Step 1: The primary utensil drawer

Most kitchens have one drawer used for everyday utensils — spatulas, wooden spoons, tongs, peelers, and miscellaneous tools. This drawer accumulates items because it is convenient to drop things in and difficult to see what is at the bottom.

The recommended approach is full emptying. Remove every item and place it on the counter. Sort into three groups: items used regularly (at least once a month), items used rarely but with a clear specific purpose, and items whose function is unclear or duplicated. The third group leaves the kitchen. For the second group, if the specific purpose has not arisen in six months, reassign it to outgoing.

Drawer dividers are not a prerequisite for organisation, but they prevent re-mixing after sorting. A standard cutlery tray extended with a second low-profile container handles most apartment drawers without modification.

Step 2: Cutlery and serving flatware

In households of one or two people, six full place settings of cutlery — forks, knives, and spoons — covers daily use, a guest meal, and overflow without filling the drawer. Additional pieces beyond this threshold occupy space without adding function. The same applies to serving spoons and specialty flatware rarely used in daily cooking.

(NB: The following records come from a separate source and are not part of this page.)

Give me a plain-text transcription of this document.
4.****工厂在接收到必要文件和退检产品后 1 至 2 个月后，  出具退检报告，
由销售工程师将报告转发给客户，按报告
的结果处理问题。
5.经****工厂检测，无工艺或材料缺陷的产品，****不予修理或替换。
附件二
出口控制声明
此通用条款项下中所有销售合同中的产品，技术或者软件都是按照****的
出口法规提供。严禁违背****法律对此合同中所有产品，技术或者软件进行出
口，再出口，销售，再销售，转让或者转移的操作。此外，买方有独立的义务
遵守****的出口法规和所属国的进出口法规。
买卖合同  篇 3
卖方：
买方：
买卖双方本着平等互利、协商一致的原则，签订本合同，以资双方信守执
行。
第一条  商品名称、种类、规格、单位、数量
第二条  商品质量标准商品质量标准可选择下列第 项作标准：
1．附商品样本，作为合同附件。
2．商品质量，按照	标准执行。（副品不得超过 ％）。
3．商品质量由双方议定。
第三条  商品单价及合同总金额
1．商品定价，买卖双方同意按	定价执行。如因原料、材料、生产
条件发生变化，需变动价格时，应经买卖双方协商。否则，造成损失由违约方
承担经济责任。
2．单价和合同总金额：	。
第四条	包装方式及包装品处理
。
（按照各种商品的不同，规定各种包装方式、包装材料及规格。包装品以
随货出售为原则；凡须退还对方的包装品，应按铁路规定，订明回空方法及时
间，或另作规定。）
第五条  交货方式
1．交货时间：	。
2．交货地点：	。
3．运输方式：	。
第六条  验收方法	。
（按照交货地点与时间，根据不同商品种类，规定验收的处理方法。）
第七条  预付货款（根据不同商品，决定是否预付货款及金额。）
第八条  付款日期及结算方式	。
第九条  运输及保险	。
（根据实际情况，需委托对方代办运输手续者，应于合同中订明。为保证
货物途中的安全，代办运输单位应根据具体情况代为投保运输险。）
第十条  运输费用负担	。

Mismatched cutlery sets — common when households have gone through multiple moves or inherited pieces — are an opportunity to reduce to one consistent set if desired. Excess pieces can go to textile and household exchanges run through many Canadian community centres, or directly to Habitat for Humanity ReStores, which accept kitchenware across Canada.

Step 3: Lower cabinets and pot storage

Pots and pans are among the heavier and bulkier items in any kitchen. In a household cooking for one to four people, a standard set covers most needs: one small saucepan, one medium saucepan, one large stockpot or Dutch oven, and one or two frying pans of different sizes. Each item beyond this requires justification — a specific cuisine or preparation method that the existing set cannot cover.

Lid management

Lids without corresponding pots are a common source of cabinet confusion. A lid check — matching each lid to its pot — typically reveals several unmatched pieces. Removing unmatched lids immediately reduces cabinet volume without affecting any active cooking function.

Baking equipment

Baking pans, muffin tins, and sheet pans stack vertically if a divider system is used, or horizontally if the cabinet is deep. A useful question for each piece: how many times was this used in the past twelve months? Baking equipment used fewer than three times annually occupies permanent storage space for occasional function. In most Canadian cities, this category can be borrowed from neighbours via apps like local sharing networks or returned and borrowed from public "tool libraries" where they exist.

Step 4: Pantry and dry goods

Canadian pantry stock often reflects seasonal food habits, bulk-buying patterns, and forgotten purchases. A date check across all dry goods reveals expired items, which should be discarded. Beyond expiry, pantry organisation follows two principles: visibility and grouping.

Visibility means no item should be buried behind another. Deep shelves benefit from a pull-out or raised-back arrangement where items at the rear are elevated. Grouping means similar items — grains together, tinned goods together, baking supplies together — are stored adjacently. Grouping reduces the likelihood of duplicate purchases, which is the primary cause of pantry overflow.

Step 5: Upper cabinets and glassware

Glassware accumulates through gifts, sets separated by breakage, and glasses acquired individually over time. A household count of everyday glasses — water, wine, mugs — relative to household size reveals whether the volume is proportional. An apartment shared by two people rarely needs more than eight to ten everyday glasses of any type.

Upper cabinet space above the normal reach line — typically above 180 cm — is appropriate for rarely used items: serving bowls for large gatherings, a cake stand, or seasonal speciality items. Nothing stored here should be needed more than a few times per year. If something in this zone is used weekly, it belongs lower.

Maintaining the kitchen after sorting

A kitchen sorted by category returns to its organised state more easily if items have designated zones. Zone assignment does not require labelling or specialised storage products — it means each category has a fixed location, and items are returned to that location after use. The most common failure mode after a kitchen sort is the gradual return of counter clutter: items that were put away migrate back to surfaces because their stored location is inconvenient. Adjusting the storage location to reduce this friction — even if it means moving items between cabinets — is more effective than repeated clearing.


Last updated: June 12, 2026. This article reflects general residential practices in Canada and does not constitute professional organising advice.